[RFC v1 1/3] mm/mmu_notifier: Add a new notifier for mapping updates (new pages)

Thu Jul 20 09:00:52 UTC 2023

"Kasireddy, Vivek" <vivek.kasireddy at intel.com> writes:

> Hi Alistair,
>
>> 
>> > diff --git a/mm/hugetlb.c b/mm/hugetlb.c
>> > index 64a3239b6407..1f2f0209101a 100644
>> > --- a/mm/hugetlb.c
>> > +++ b/mm/hugetlb.c
>> > @@ -6096,8 +6096,12 @@ vm_fault_t hugetlb_fault(struct mm_struct
>> *mm, struct vm_area_struct *vma,
>> >  		 * hugetlb_no_page will drop vma lock and hugetlb fault
>> >  		 * mutex internally, which make us return immediately.
>> >  		 */
>> > -		return hugetlb_no_page(mm, vma, mapping, idx, address,
>> ptep,
>> > +		ret = hugetlb_no_page(mm, vma, mapping, idx, address,
>> ptep,
>> >  				      entry, flags);
>> > +		if (!ret)
>> > +			mmu_notifier_update_mapping(vma->vm_mm,
>> address,
>> > +						    pte_pfn(*ptep));
>> 
>> The next patch ends up calling pfn_to_page() on the result of
>> pte_pfn(*ptep). I don't think that's safe because couldn't the PTE have
>> already changed and/or the new page have been freed?
> Yeah, that might be possible; I believe the right thing to do would be:
> -               return hugetlb_no_page(mm, vma, mapping, idx, address, ptep,
> +               ret = hugetlb_no_page(mm, vma, mapping, idx, address, ptep,
>                                       entry, flags);
> +               if (!ret) {
> +                       ptl = huge_pte_lock(h, mm, ptep);
> +                       mmu_notifier_update_mapping(vma->vm_mm, address,
> +                                                    pte_pfn(*ptep));
> +                       spin_unlock(ptl);
> +               }

Yes, although obviously as I think you point out below you wouldn't be
able to take any sleeping locks in mmu_notifier_update_mapping().

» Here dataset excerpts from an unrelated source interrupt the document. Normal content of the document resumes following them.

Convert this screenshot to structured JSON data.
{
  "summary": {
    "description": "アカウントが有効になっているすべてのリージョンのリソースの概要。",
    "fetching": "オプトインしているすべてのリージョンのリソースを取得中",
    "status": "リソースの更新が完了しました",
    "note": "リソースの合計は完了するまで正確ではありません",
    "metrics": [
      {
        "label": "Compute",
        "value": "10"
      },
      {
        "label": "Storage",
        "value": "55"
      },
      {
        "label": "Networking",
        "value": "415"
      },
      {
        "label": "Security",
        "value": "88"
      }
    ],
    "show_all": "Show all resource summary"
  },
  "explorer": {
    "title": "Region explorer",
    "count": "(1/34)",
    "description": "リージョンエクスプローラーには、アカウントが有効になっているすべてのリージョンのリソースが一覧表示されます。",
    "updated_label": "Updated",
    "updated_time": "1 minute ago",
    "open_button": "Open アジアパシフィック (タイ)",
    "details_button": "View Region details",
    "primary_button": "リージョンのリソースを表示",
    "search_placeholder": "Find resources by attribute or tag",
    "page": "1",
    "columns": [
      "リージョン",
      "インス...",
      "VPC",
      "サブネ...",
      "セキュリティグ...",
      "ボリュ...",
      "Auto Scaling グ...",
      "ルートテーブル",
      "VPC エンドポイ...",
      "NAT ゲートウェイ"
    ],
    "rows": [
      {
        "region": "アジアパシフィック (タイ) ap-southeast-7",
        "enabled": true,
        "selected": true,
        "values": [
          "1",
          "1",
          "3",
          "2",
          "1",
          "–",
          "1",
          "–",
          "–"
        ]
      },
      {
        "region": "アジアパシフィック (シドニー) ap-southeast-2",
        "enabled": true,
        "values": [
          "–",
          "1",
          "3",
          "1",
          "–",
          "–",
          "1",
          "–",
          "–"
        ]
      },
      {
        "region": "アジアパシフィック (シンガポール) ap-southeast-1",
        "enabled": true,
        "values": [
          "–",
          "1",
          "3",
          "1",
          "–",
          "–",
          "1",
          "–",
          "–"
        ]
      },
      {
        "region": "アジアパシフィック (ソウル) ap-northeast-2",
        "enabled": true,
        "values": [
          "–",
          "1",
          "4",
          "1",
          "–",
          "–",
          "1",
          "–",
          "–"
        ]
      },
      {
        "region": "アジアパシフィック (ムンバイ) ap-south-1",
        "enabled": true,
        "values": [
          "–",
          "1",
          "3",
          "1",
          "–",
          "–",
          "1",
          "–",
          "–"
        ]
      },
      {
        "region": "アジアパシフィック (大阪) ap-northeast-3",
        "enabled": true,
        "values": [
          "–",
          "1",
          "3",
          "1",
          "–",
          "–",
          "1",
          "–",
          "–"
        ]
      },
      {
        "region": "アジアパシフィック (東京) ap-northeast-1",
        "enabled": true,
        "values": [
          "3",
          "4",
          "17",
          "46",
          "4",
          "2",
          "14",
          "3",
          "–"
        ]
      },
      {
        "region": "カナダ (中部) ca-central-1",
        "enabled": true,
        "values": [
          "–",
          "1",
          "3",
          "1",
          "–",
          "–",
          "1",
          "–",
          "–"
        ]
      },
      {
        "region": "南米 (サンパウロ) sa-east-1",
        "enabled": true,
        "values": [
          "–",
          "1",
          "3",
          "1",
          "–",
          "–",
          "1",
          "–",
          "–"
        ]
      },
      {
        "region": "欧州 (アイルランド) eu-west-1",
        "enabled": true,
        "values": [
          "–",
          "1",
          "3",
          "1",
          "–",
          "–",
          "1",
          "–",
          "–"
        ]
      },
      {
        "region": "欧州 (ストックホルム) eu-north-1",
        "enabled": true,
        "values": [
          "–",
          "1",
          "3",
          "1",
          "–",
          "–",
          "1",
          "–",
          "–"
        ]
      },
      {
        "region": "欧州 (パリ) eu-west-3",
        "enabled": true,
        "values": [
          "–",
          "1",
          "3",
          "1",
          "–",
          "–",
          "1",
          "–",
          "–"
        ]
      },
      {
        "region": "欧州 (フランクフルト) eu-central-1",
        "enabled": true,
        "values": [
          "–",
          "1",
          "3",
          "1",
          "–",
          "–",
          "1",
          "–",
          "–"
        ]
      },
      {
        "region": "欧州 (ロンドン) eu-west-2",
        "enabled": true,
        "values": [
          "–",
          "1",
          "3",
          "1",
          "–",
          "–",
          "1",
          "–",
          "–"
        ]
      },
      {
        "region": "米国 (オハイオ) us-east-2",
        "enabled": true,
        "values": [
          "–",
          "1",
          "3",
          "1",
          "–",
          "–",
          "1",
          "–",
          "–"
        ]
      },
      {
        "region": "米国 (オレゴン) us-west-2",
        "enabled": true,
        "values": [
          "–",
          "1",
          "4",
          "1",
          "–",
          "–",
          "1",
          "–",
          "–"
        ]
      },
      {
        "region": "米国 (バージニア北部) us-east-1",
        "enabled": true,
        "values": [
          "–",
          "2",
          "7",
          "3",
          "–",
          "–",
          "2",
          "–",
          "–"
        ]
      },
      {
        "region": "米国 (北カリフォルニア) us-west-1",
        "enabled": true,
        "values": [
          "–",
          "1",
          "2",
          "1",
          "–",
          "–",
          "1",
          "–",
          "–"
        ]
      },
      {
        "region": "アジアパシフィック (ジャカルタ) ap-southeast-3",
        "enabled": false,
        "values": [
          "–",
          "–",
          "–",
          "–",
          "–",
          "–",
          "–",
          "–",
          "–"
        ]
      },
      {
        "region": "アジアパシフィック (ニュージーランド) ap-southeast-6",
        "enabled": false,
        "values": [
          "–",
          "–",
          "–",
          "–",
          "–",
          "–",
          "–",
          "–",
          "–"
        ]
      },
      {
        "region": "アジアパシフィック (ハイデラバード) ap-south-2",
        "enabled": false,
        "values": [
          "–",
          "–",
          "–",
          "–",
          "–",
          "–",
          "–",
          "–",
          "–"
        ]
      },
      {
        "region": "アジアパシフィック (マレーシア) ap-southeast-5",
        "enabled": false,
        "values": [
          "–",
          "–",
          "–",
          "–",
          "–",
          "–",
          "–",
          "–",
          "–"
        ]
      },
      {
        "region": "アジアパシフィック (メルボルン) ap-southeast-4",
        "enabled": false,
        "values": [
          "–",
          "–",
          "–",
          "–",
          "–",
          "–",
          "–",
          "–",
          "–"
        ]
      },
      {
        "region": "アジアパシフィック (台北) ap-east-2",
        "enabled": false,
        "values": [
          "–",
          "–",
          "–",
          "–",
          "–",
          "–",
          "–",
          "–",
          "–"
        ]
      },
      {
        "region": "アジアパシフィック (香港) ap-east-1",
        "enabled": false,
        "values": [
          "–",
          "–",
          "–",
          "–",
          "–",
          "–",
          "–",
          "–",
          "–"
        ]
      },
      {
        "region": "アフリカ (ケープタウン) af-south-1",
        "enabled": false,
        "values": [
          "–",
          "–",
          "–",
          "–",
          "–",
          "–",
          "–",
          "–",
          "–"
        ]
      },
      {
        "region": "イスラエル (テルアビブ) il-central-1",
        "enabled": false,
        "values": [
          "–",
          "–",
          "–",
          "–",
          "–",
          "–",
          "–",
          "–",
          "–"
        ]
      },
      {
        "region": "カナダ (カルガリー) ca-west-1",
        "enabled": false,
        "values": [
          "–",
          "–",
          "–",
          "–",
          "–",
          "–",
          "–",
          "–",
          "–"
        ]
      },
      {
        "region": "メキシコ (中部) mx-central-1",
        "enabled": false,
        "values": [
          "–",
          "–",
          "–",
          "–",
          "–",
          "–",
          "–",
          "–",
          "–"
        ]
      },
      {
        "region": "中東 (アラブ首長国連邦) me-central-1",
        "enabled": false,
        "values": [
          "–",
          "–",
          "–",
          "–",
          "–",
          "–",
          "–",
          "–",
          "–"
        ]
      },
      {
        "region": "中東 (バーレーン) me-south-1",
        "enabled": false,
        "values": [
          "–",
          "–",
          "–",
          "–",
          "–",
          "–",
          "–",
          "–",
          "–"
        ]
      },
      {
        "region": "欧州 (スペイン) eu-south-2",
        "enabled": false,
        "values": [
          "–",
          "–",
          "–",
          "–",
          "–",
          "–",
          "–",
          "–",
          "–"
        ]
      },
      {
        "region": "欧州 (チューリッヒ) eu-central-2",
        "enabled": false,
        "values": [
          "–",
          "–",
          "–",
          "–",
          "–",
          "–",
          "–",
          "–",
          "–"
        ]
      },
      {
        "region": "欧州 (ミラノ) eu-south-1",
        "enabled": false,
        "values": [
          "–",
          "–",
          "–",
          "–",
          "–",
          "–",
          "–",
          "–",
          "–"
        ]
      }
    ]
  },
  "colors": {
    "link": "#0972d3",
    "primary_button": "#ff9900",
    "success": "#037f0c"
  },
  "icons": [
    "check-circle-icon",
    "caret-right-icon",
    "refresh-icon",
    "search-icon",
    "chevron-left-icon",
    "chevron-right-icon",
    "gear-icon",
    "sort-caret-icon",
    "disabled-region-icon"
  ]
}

> In which case I'd need to make a similar change in the shmem path as well.
> And, also redo (or eliminate) the locking in udmabuf (patch) which seems a
> bit excessive on a second look given our use-case (where reads and writes do
> not happen simultaneously due to fence synchronization in the guest driver). 

I'm not at all familiar with the udmabuf use case but that sounds
brittle and effectively makes this notifier udmabuf specific right?

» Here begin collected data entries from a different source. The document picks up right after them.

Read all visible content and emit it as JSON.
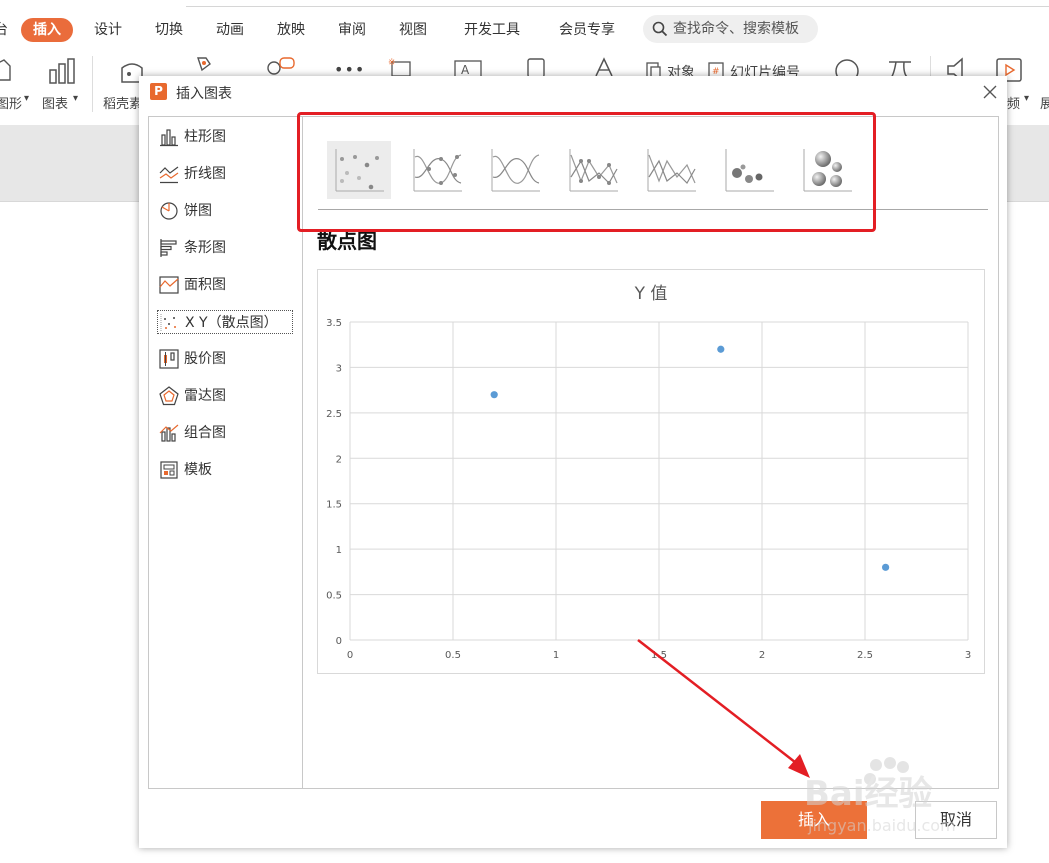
{
  "ribbon": {
    "tabs": [
      {
        "label": "插入",
        "active": true
      },
      {
        "label": "设计",
        "active": false
      },
      {
        "label": "切换",
        "active": false
      },
      {
        "label": "动画",
        "active": false
      },
      {
        "label": "放映",
        "active": false
      },
      {
        "label": "审阅",
        "active": false
      },
      {
        "label": "视图",
        "active": false
      },
      {
        "label": "开发工具",
        "active": false
      },
      {
        "label": "会员专享",
        "active": false
      }
    ],
    "search_placeholder": "查找命令、搜索模板",
    "buttons": {
      "shape": "图形",
      "chart": "图表",
      "daoke": "稻壳素",
      "object": "对象",
      "slide_number": "幻灯片编号",
      "video": "频",
      "more": "展"
    },
    "accent_color": "#ea6c3b"
  },
  "dialog": {
    "title": "插入图表",
    "logo_letter": "P",
    "sidebar": [
      {
        "label": "柱形图",
        "icon": "column-chart-icon",
        "selected": false
      },
      {
        "label": "折线图",
        "icon": "line-chart-icon",
        "selected": false
      },
      {
        "label": "饼图",
        "icon": "pie-chart-icon",
        "selected": false
      },
      {
        "label": "条形图",
        "icon": "bar-chart-icon",
        "selected": false
      },
      {
        "label": "面积图",
        "icon": "area-chart-icon",
        "selected": false
      },
      {
        "label": "X Y（散点图）",
        "icon": "scatter-chart-icon",
        "selected": true
      },
      {
        "label": "股价图",
        "icon": "stock-chart-icon",
        "selected": false
      },
      {
        "label": "雷达图",
        "icon": "radar-chart-icon",
        "selected": false
      },
      {
        "label": "组合图",
        "icon": "combo-chart-icon",
        "selected": false
      },
      {
        "label": "模板",
        "icon": "template-icon",
        "selected": false
      }
    ],
    "subtypes": [
      {
        "name": "scatter-subtype-icon",
        "selected": true
      },
      {
        "name": "scatter-smooth-markers-subtype-icon",
        "selected": false
      },
      {
        "name": "scatter-smooth-lines-subtype-icon",
        "selected": false
      },
      {
        "name": "scatter-straight-markers-subtype-icon",
        "selected": false
      },
      {
        "name": "scatter-straight-lines-subtype-icon",
        "selected": false
      },
      {
        "name": "bubble-subtype-icon",
        "selected": false
      },
      {
        "name": "bubble-3d-subtype-icon",
        "selected": false
      }
    ],
    "selected_chart_name": "散点图",
    "insert_label": "插入",
    "cancel_label": "取消"
  },
  "chart_data": {
    "type": "scatter",
    "title": "Y 值",
    "xlabel": "",
    "ylabel": "",
    "xlim": [
      0,
      3
    ],
    "ylim": [
      0,
      3.5
    ],
    "x_ticks": [
      "0",
      "0.5",
      "1",
      "1.5",
      "2",
      "2.5",
      "3"
    ],
    "y_ticks": [
      "0",
      "0.5",
      "1",
      "1.5",
      "2",
      "2.5",
      "3",
      "3.5"
    ],
    "grid": true,
    "legend": "none",
    "point_color": "#5b9bd5",
    "points": [
      {
        "x": 0.7,
        "y": 2.7
      },
      {
        "x": 1.8,
        "y": 3.2
      },
      {
        "x": 2.6,
        "y": 0.8
      }
    ]
  },
  "annotations": {
    "highlight_color": "#e31e24",
    "watermark_text": "Bai经验",
    "watermark_sub": "jingyan.baidu.com"
  }
}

The name gives the impression it is more general though. I have
contemplated adding a notifier for PTE updates for drivers using
hmm_range_fault() as it would save some expensive device faults and it
this could be useful for that.

So if we're adding a notifier for PTE updates I think it would be good
if it covered all cases and was robust enough to allow mirroring of the
correct PTE value (ie. by being called under PTL or via some other
synchronisation like hmm_range_fault()).

Thanks.

> Thanks,
> Vivek
>
>> 
>> > +		return ret;
>> >
>> >  	ret = 0;
>> >
>> > @@ -6223,6 +6227,9 @@ vm_fault_t hugetlb_fault(struct mm_struct *mm,
>> struct vm_area_struct *vma,
>> >  	 */
>> >  	if (need_wait_lock)
>> >  		folio_wait_locked(folio);
>> > +	if (!ret)
>> > +		mmu_notifier_update_mapping(vma->vm_mm, address,
>> > +					    pte_pfn(*ptep));
>> >  	return ret;
>> >  }
>> >
>> > diff --git a/mm/mmu_notifier.c b/mm/mmu_notifier.c
>> > index 50c0dde1354f..6421405334b9 100644
>> > --- a/mm/mmu_notifier.c
>> > +++ b/mm/mmu_notifier.c
>> > @@ -441,6 +441,23 @@ void __mmu_notifier_change_pte(struct
>> mm_struct *mm, unsigned long address,
>> >  	srcu_read_unlock(&srcu, id);
>> >  }
>> >
>> > +void __mmu_notifier_update_mapping(struct mm_struct *mm, unsigned
>> long address,
>> > +				   unsigned long pfn)
>> > +{
>> > +	struct mmu_notifier *subscription;
>> > +	int id;
>> > +
>> > +	id = srcu_read_lock(&srcu);
>> > +	hlist_for_each_entry_rcu(subscription,
>> > +				 &mm->notifier_subscriptions->list, hlist,
>> > +				 srcu_read_lock_held(&srcu)) {
>> > +		if (subscription->ops->update_mapping)
>> > +			subscription->ops->update_mapping(subscription,
>> mm,
>> > +							  address, pfn);
>> > +	}
>> > +	srcu_read_unlock(&srcu, id);
>> > +}
>> > +
>> >  static int mn_itree_invalidate(struct mmu_notifier_subscriptions
>> *subscriptions,
>> >  			       const struct mmu_notifier_range *range)
>> >  {
>> > diff --git a/mm/shmem.c b/mm/shmem.c
>> > index 2f2e0e618072..e59eb5fafadb 100644
>> > --- a/mm/shmem.c
>> > +++ b/mm/shmem.c
>> > @@ -77,6 +77,7 @@ static struct vfsmount *shm_mnt;
>> >  #include <linux/fcntl.h>
>> >  #include <uapi/linux/memfd.h>
>> >  #include <linux/rmap.h>
>> > +#include <linux/mmu_notifier.h>
>> >  #include <linux/uuid.h>
>> >
>> >  #include <linux/uaccess.h>
>> > @@ -2164,8 +2165,12 @@ static vm_fault_t shmem_fault(struct vm_fault
>> *vmf)
>> >  				  gfp, vma, vmf, &ret);
>> >  	if (err)
>> >  		return vmf_error(err);
>> > -	if (folio)
>> > +	if (folio) {
>> >  		vmf->page = folio_file_page(folio, vmf->pgoff);
>> > +		if (ret == VM_FAULT_LOCKED)
>> > +			mmu_notifier_update_mapping(vma->vm_mm, vmf-
>> >address,
>> > +						    page_to_pfn(vmf->page));
>> > +	}
>> >  	return ret;
>> >  }